Share this:

PKT Logistics Group Sdn Bhd, a freight forwarding company based in Port Klang, aims to capture a quarter of the country’s potential RM2 billion logistics revenue in the fast-moving consumer goods (FMCG) market by 2013, says its top executive.

Eighty per cent of the company’s overall revenue comes from automotive logistics today, while the balance is contributed by FMCG logistics. PKT recently embarked on a diversification strategy to penetrate into the lucrative FMCG segment to help in its vision to become a billion ringgit company by then.

“The FMCG sector is currently dominated by large foreign logistics multi national companies (MNCS), which from our observation have in these tough economic times managed to maintain and in some cases even record growth,” PKT managing director and group chief executive officer Michael Tio said after a signing ceremony in Kuala Lumpur yesterday.

To further enhance PKT’s offerings in the FMCG sector, it has invested about RM120 million to develop a modern logistics hub on 10.8 ha of industrial land at Section 32, Shah Alam, Selangor. Tio said the new facility will focus on the FMCG business.

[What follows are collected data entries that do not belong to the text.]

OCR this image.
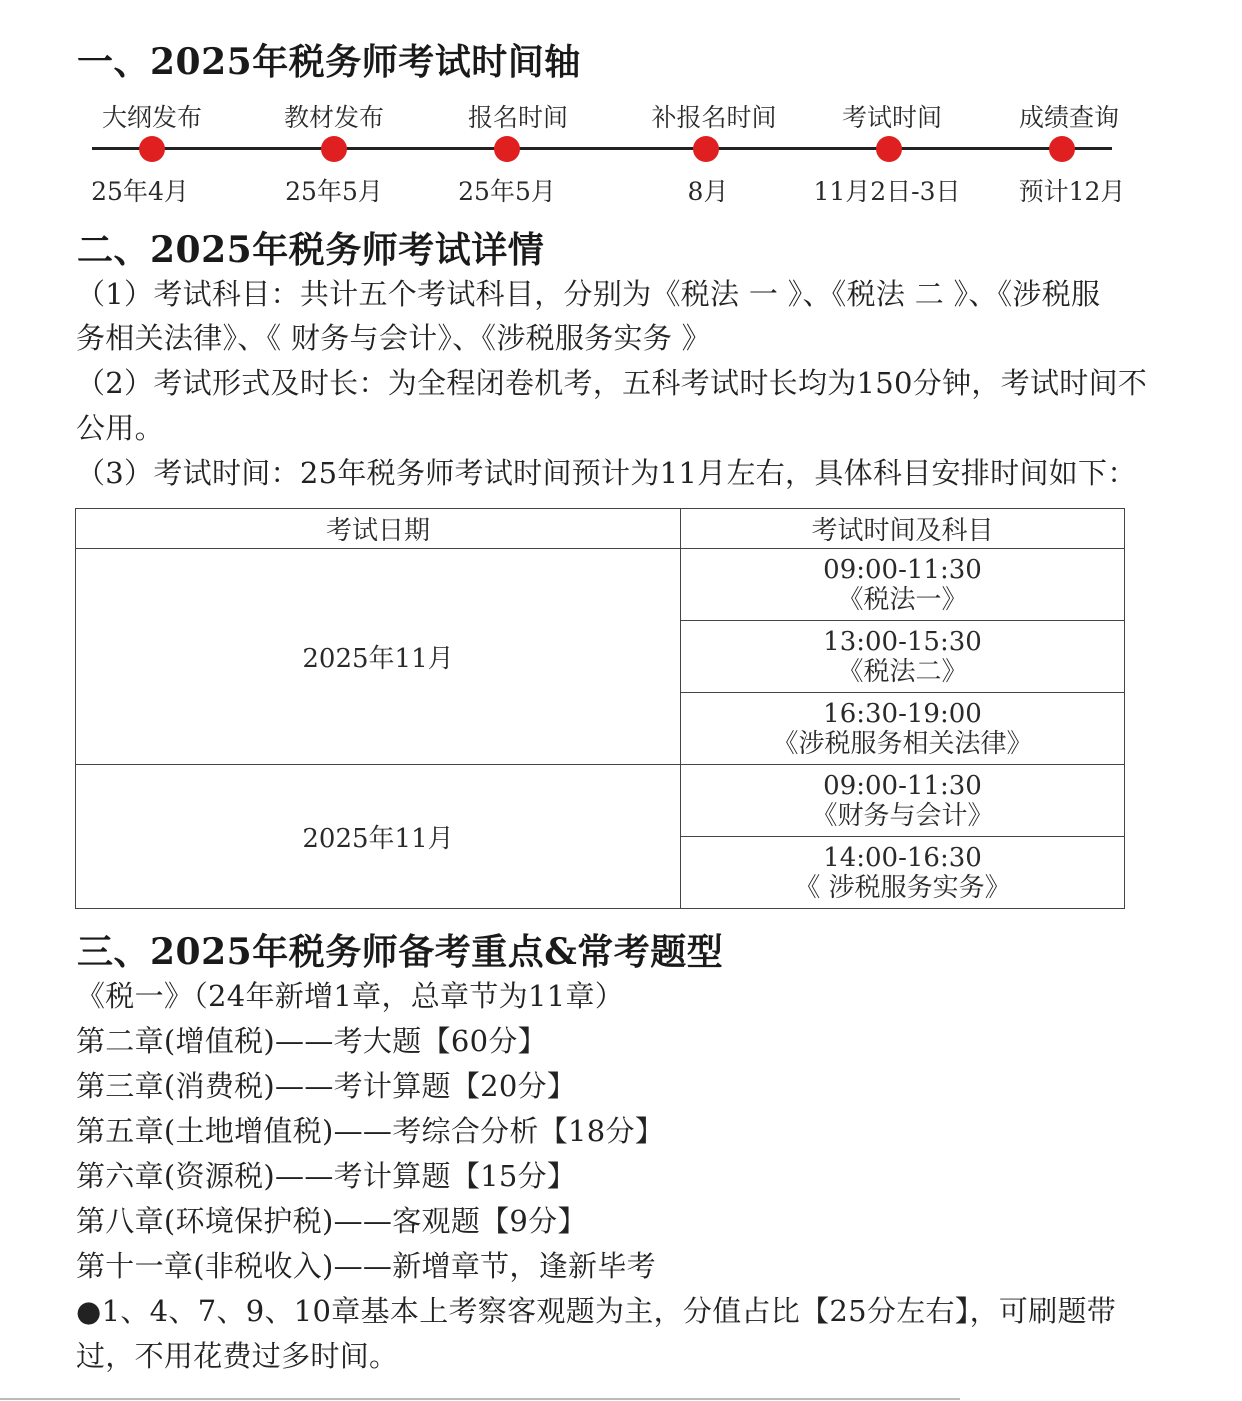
一、2025年税务师考试时间轴
大纲发布
25年4月
教材发布
25年5月
报名时间
25年5月
补报名时间
8月
考试时间
11月2日-3日
成绩查询
预计12月
二、2025年税务师考试详情
（1）考试科目：共计五个考试科目，分别为《税法 一 》、《税法 二 》、《涉税服
务相关法律》、《 财务与会计》、《涉税服务实务 》
（2）考试形式及时长：为全程闭卷机考，五科考试时长均为150分钟，考试时间不
公用。
（3）考试时间：25年税务师考试时间预计为11月左右，具体科目安排时间如下：
考试日期	考试时间及科目
2025年11月	09:00-11:30
《税法一》

	13:00-15:30
《税法二》

	16:30-19:00
《涉税服务相关法律》

2025年11月	09:00-11:30
《财务与会计》

	14:00-16:30
《 涉税服务实务》
三、2025年税务师备考重点&常考题型
《税一》（24年新增1章，总章节为11章）
第二章(增值税)——考大题【60分】
第三章(消费税)——考计算题【20分】
第五章(土地增值税)——考综合分析【18分】
第六章(资源税)——考计算题【15分】
第八章(环境保护税)——客观题【9分】
第十一章(非税收入)——新增章节，逢新毕考
●1、4、7、9、10章基本上考察客观题为主，分值占比【25分左右】，可刷题带
过，不用花费过多时间。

“We want to achieve the ideal revenue ratio of 60:40 for auto and FMCG logistics respectively by 2011. This is because the FMCG business is growing faster than the auto business,” he added.

Under Phase 1 of the development, with an initial RM50 million in investment, the hub will feature a corporate headquarter and a warehouse. Yesterday, PKT announced that it has secured a contract to build and rent the entire 365,00 sq ft of Phase 2, dubbed as the “Waves”, to a leading FMCG company.

PKT expects to hand over the RM70 million warehouse and two-storey office facility to a Swedish MNC tenant in the third quarter of 2010. Earlier, PKT signed a RM2.5 million contract with ECnet (M) Sdn Bhd to provide integrated total e-logistics solutions for the next three years.